Joseph has a rapping pseudonym, YKDV Bossman Fat, that predates his time in the NFL. YKDV stands for “You Know Da Vibe.”
Joseph played sparingly as a rookie for the Cowboys, beginning the 2021 season on injured reserve with a groin before he suffered during an Aug. 29 exhibition against the Jacksonville Jaguars. Through the team’s first 14 games, he appeared in seven and played only 14 defensive snaps, contributing mostly on special teams. He started two of the final three regular-season games and finished the year with 16 tackles and two passes defended.
This is the latest of several off-season woes for the Dallas Cowboys. A woman sued Dallas Cowboys owner Jerry Jones, saying she is his daughter. Jones alleged she was extorting him, which her attorneys denied. A a multimillion-dollar settlement with the team’s cheerleaders after accusations of voyeurism came to light, as well as a lawsuit about a videotape of a sexual enounter involving one of Jones’ sons.
Also Friday, the city of Dallas threatened a lawsuit against properties on Greenville Avenue near where Ray was shot. A Dallas assistant city attorney wrote in a letter this week that the properties, which include OT Tavern and Bar 3606, have repeatedly been the location for crimes in the past, adding that the city is now prepared to file a lawsuit if the properties “fail to abate the crime.”
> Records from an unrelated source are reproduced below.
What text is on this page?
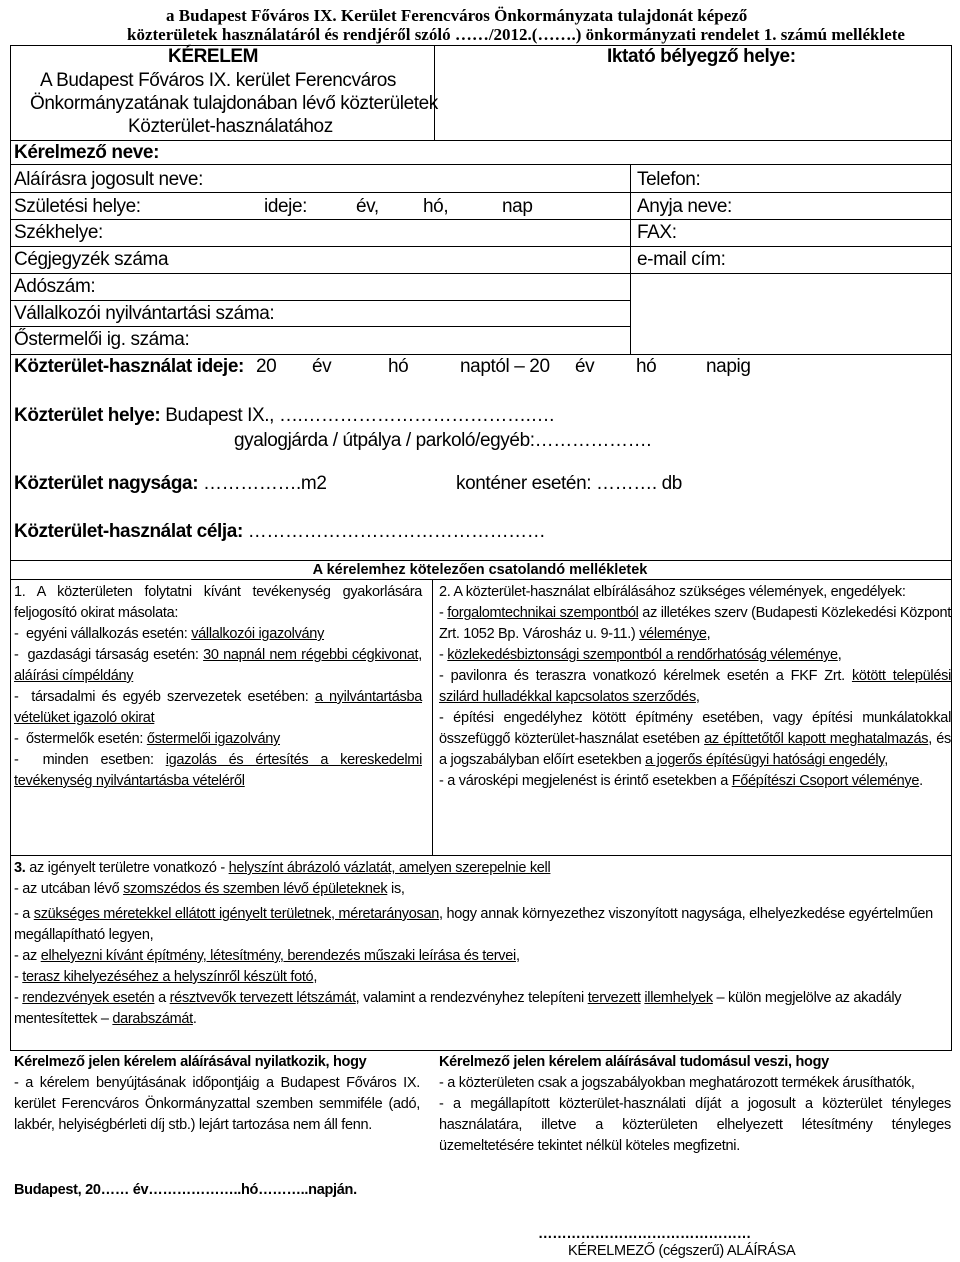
a Budapest Főváros IX. Kerület Ferencváros Önkormányzata tulajdonát képező
közterületek használatáról és rendjéről szóló ……/2012.(…….) önkormányzati rendelet 1. számú melléklete
KÉRELEM	Iktató bélyegző helye:
A Budapest Főváros IX. kerület Ferencváros
Önkormányzatának tulajdonában lévő közterületek
Közterület-használatához
Kérelmező neve:
Aláírásra jogosult neve:	Telefon:
Születési helye:	ideje:	év, hó,	nap	Anyja neve:
Székhelye:	FAX:
Cégjegyzék száma	e-mail cím:
Adószám:
Vállalkozói nyilvántartási száma:
Őstermelői ig. száma:
Közterület-használat ideje: 20 év	hó	naptól – 20 év hó	napig
Közterület helye: Budapest IX., ….……………………………….….
gyalogjárda / útpálya / parkoló/egyéb:……………….
Közterület nagysága: …………….m2	konténer esetén: ………. db
Közterület-használat célja: …………………………………………
A kérelemhez kötelezően csatolandó mellékletek
1. A közterületen folytatni kívánt tevékenység gyakorlására feljogosító okirat másolata:
-  egyéni vállalkozás esetén: vállalkozói igazolvány
-  gazdasági társaság esetén: 30 napnál nem régebbi cégkivonat, aláírási címpéldány
-  társadalmi és egyéb szervezetek esetében: a nyilvántartásba vételüket igazoló okirat
-  őstermelők esetén: őstermelői igazolvány
-  minden esetben: igazolás és értesítés a kereskedelmi tevékenység nyilvántartásba vételéről
2. A közterület-használat elbírálásához szükséges vélemények, engedélyek:
- forgalomtechnikai szempontból az illetékes szerv (Budapesti Közlekedési Központ Zrt. 1052 Bp. Városház u. 9-11.) véleménye,
- közlekedésbiztonsági szempontból a rendőrhatóság véleménye,
- pavilonra és teraszra vonatkozó kérelmek esetén a FKF Zrt. kötött települési szilárd hulladékkal kapcsolatos szerződés,
- építési engedélyhez kötött építmény esetében, vagy építési munkálatokkal összefüggő közterület-használat esetében az építtetőtől kapott meghatalmazás, és a jogszabályban előírt esetekben a jogerős építésügyi hatósági engedély,
- a városképi megjelenést is érintő esetekben a Főépítészi Csoport véleménye.
3. az igényelt területre vonatkozó - helyszínt ábrázoló vázlatát, amelyen szerepelnie kell
- az utcában lévő szomszédos és szemben lévő épületeknek is,
- a szükséges méretekkel ellátott igényelt területnek, méretarányosan, hogy annak környezethez viszonyított nagysága, elhelyezkedése egyértelműen megállapítható legyen,
- az elhelyezni kívánt építmény, létesítmény, berendezés műszaki leírása és tervei,
- terasz kihelyezéséhez a helyszínről készült fotó,
- rendezvények esetén a résztvevők tervezett létszámát, valamint a rendezvényhez telepíteni tervezett illemhelyek – külön megjelölve az akadály mentesítettek – darabszámát.
Kérelmező jelen kérelem aláírásával nyilatkozik, hogy
- a kérelem benyújtásának időpontjáig a Budapest Főváros IX. kerület Ferencváros Önkormányzattal szemben semmiféle (adó, lakbér, helyiségbérleti díj stb.) lejárt tartozása nem áll fenn.
Kérelmező jelen kérelem aláírásával tudomásul veszi, hogy
- a közterületen csak a jogszabályokban meghatározott termékek árusíthatók,
- a megállapított közterület-használati díját a jogosult a közterület tényleges használatára, illetve a közterületen elhelyezett létesítmény tényleges üzemeltetésére tekintet nélkül köteles megfizetni.
Budapest, 20…… év………………..hó………..napján.
………………………………………
KÉRELMEZŐ (cégszerű) ALÁÍRÁSA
The letter cites seven crimes on those properties since 2018, which include the March homicide, two aggravated assaults, a sexual assault, two criminal mischiefs and one charge related to discharging a firearm. Four of those crimes have taken place over the last month, according to the letter.
The property owners could not immediately be reached Friday for comment.
Council member Paul Ridley also plans to file a protest against Bar 3606 before it applies to renew its Texas Alcoholic Beverage Commission license this summer, according to his office. Ridley urged the city to take legal action against the two bars, his office said.